Os textos A são os que Gramsci redigiu nos “cadernos miscelâneos” e depois retomou ou reagrupou (literalmente ou com modificações, maiores ou menores) em textos “C”, todos eles – com exceção de três notas presentes no caderno 14 – contidos nos “cadernos especiais”; os textos B, por sua vez, são aqueles de redação única, que aparecem sobretudo nos “cadernos miscelâneos”, mas também, em um número menor de casos, em alguns “cadernos especiais”. [...] os “cadernos especiais”, todos mais tardios, são em sua esmagadora maioria elaborados a partir de uma retomada de materiais já presentes nos “cadernos miscelâneos”, ou seja, de uma conversão de textos A em textos C. (COUTINHO, 1999, p. 12).

É essa versão dos cadernos - “edição crítica” -, organizada na década de 1970 por Gerratana, encarregado para essa tarefa pelo Instituto Gramsci, que é mundialmente citada.

Todavia, no Brasil, a Civilização Brasileira produziu, no final da década de 1990 e início da década de 2000, uma nova edição dos cadernos, sob a responsabilidade editorial de Carlos Nelson Coutinho, Marco Aurélio Nogueira e Luiz Sérgio Henriques. Ela articula a “edição temática”, a “edição crítica” e as sugestões críticas a elas, como a de Gianni Francioni (1984). Procura resgatar o “método de pesquisa” de Gramsci, presente nos cadernos miscelâneos, e o “método de exposição”, expresso nos Cadernos Especiais. Além disso, essa edição trouxe dois volumes com as cartas, bem como escritos políticos produzidos da juventude (antes do encarceramento), em dois volumes também. São seis volumes ao todo com os cadernos especiais, com textos “C” e “B” na íntegra, acompanhados dos excertos temáticos presentes nos cadernos miscelâneos, “Índice dos Cadernos”, “Índice temático” e “Aparato crítico”. É uma importante contribuição aos estudos e pesquisas de Gramsci em língua portuguesa, facilitando o acesso e a compreensão da obra do revolucionário de Sardenha.

Por serem escritos “abertos”, não sistematizados para a publicação, é necessário lê-los em coligação com a conjuntura vivida por Gramsci, com a militância que desenvolveu e com os sujeitos com quem dialogou7. Embora fragmentários, guardam coerência política, ideológica e teórica, e isso pode ser observado ao fazer a leitura marxista do legado que deixou, concebendo-o como uma totalidade, articulada pelos conceitos de classe e de práxis com vistas a produzir uma nova civilidade, superando a vigente no modo de produção capitalista.

A educação em Gramsci

A escrita de Gramsci não é difícil de compreender, porquanto guarda clareza e objetividade nos posicionamentos que apresenta e nos conceitos que emprega, formula ou reformula. Veja-se, por exemplo, o caso da educação. Ao perguntar o que ela é, para Gramsci é todo e qualquer processo de formação humana, desenvolvido para tornar o ser humano atual à sua época, isto é, processo que o faz ser o que é em todas as dimensões que o identificam (objetivas e subjetivas) e que estão sujeitas a ganhar determinado perfil de acordo com a correlação de forças sociais presente no contexto vivido.

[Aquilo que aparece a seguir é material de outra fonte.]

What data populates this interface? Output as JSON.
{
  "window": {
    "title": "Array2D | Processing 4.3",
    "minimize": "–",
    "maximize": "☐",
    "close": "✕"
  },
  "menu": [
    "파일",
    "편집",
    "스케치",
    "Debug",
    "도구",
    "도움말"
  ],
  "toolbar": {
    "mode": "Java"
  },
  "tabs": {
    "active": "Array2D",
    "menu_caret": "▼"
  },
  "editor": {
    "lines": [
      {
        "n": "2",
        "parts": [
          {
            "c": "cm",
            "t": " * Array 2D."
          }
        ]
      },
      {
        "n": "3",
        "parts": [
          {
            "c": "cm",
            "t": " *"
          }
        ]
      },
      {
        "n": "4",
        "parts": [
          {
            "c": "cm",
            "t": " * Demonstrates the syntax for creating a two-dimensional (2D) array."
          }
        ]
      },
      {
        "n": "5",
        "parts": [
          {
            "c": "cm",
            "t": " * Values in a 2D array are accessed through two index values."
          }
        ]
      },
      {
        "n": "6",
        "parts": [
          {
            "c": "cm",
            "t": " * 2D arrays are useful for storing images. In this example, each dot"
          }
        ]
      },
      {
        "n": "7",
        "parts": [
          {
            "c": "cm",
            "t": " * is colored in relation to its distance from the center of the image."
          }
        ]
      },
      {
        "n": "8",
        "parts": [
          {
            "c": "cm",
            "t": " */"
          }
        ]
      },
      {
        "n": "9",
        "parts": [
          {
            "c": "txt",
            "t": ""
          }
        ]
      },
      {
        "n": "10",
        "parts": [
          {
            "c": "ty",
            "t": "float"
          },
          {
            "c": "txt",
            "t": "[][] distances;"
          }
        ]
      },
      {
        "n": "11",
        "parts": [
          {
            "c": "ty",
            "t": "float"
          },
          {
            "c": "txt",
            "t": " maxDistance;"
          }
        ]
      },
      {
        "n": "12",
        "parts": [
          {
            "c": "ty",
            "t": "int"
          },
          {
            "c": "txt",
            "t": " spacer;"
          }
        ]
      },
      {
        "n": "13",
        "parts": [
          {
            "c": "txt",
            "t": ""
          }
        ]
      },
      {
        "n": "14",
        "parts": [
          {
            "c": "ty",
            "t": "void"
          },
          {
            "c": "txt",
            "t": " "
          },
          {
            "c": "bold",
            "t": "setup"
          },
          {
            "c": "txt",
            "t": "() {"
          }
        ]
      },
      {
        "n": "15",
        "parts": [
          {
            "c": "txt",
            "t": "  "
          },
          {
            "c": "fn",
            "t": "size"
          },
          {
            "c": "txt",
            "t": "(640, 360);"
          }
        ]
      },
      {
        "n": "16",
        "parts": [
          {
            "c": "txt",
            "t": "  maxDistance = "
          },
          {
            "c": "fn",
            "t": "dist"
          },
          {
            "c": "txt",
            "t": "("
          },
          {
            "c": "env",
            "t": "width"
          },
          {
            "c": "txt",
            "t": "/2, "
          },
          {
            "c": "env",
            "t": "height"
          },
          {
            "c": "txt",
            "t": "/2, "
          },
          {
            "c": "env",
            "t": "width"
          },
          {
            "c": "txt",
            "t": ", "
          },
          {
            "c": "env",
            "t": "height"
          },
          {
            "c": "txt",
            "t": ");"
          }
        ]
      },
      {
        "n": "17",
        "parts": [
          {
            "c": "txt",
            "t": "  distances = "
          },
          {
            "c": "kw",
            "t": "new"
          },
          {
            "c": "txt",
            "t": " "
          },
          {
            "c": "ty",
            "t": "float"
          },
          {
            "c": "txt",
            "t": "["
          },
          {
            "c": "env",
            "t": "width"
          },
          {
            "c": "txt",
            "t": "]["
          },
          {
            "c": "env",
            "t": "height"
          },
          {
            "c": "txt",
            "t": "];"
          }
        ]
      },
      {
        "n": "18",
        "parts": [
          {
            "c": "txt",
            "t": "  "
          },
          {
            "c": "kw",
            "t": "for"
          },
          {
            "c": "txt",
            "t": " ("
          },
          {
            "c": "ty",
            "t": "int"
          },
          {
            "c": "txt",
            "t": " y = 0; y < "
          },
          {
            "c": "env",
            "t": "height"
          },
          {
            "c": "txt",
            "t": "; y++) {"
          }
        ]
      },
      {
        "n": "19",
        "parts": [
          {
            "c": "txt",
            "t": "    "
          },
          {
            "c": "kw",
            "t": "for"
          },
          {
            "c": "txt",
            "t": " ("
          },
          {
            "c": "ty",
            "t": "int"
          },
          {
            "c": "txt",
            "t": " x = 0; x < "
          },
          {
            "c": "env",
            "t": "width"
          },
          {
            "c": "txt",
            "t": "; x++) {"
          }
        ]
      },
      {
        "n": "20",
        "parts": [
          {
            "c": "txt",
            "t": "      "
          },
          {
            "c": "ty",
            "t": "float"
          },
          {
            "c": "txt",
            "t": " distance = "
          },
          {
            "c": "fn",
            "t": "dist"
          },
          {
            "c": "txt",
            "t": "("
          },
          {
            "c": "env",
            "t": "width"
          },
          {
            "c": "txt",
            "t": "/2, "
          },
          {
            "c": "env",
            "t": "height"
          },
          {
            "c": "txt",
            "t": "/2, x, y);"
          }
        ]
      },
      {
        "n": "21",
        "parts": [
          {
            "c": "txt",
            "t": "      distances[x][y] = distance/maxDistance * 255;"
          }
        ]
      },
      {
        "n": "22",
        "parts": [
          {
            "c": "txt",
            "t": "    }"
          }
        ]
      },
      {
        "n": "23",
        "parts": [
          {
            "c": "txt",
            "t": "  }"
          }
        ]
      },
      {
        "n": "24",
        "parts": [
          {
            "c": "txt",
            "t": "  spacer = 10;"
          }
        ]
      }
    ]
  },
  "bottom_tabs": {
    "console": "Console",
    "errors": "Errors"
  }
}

Mas, sem dúvida, há complexidades nos textos de Gramsci. Uma delas reside no entendimento que ele tem da posição da educação na totalidade histórica da vida social, o que não é simples de descrever, compreender e analisar. Para ele, a educação não é mecânico reflexo da estrutura social, pois educação e estrutura social mantêm entre si relação dialética.

Se a educação se identifica com os processos de formação humana, para bem defini-la é preciso identificar o que é e como se constitui o ser humano.

Para Gramsci, o humano é ser de relações, ser práxico e histórico, e não ser metafísico.

A afirmação de que a “natureza humana” é o “conjunto das relações sociais” é a resposta mais satisfatória porque inclui a idéia do devir: o homem “devém”, transforma-se continuamente com as transformações das relações sociais; e, também, porque nega o “homem em geral”: [...] as relações sociais são expressas por diversos grupos de homens que se pressupõem uns aos outros, cuja unidade é dialética e não formal. (Cad. 7, § 35 – GRAMSCI, 1999, p. 245).

Não há, para Gramsci, um sujeito metafísico a intervir na realidade e na formação do ser humano que não seja ele próprio, embora alguns aleguem ser Deus, outros a estrutura social ou linguística e/ou a história como racionalidade, que se constitui como pano de fundo para a ação humana, como afirmava Hegel. Diz Gramsci: «O que é o homem? É esta a primeira e principal pergunta da filosofia. Como respondê-la? A definição pode ser encontrada no próprio homem, isto é, em cada homem singular» (Cad. 10, Parte II, § 54 – GRAMSCI, 1999, p. 411).

O humano como ser genérico e indivíduo, se autoproduz nas relações que estabelece:

[...] deve-se conceber o homem como uma série de relações ativas (um processo), no qual, se a individualidade tem a máxima importância, não é todavia o único elemento a ser considerado. A humanidade que se reflete em cada individualidade é composta de diversos elementos: 1) o indivíduo; 2) os outros homens; 3) a natureza. [...]. O indivíduo não entra em relação com os outros homens por justaposição, mas organicamente, isto é, na medida em que passa a fazer parte de organismos [...] o homem não entra em relações com a natureza simplesmente pelo fato de ser ele mesmo natureza, mas ativamente, por meio do trabalho e da técnica. E mais: estas relações não são mecânicas. São ativas e conscientes [...] Daí ser possível dizer que cada um transforma a si mesmo, modifica-se, na medida em que transforma e modifica todo o conjunto de relações do qual ele é o centro estruturante. (Cad. 10, Parte II, § 54 - GRAMSCI, 1999, p. 413).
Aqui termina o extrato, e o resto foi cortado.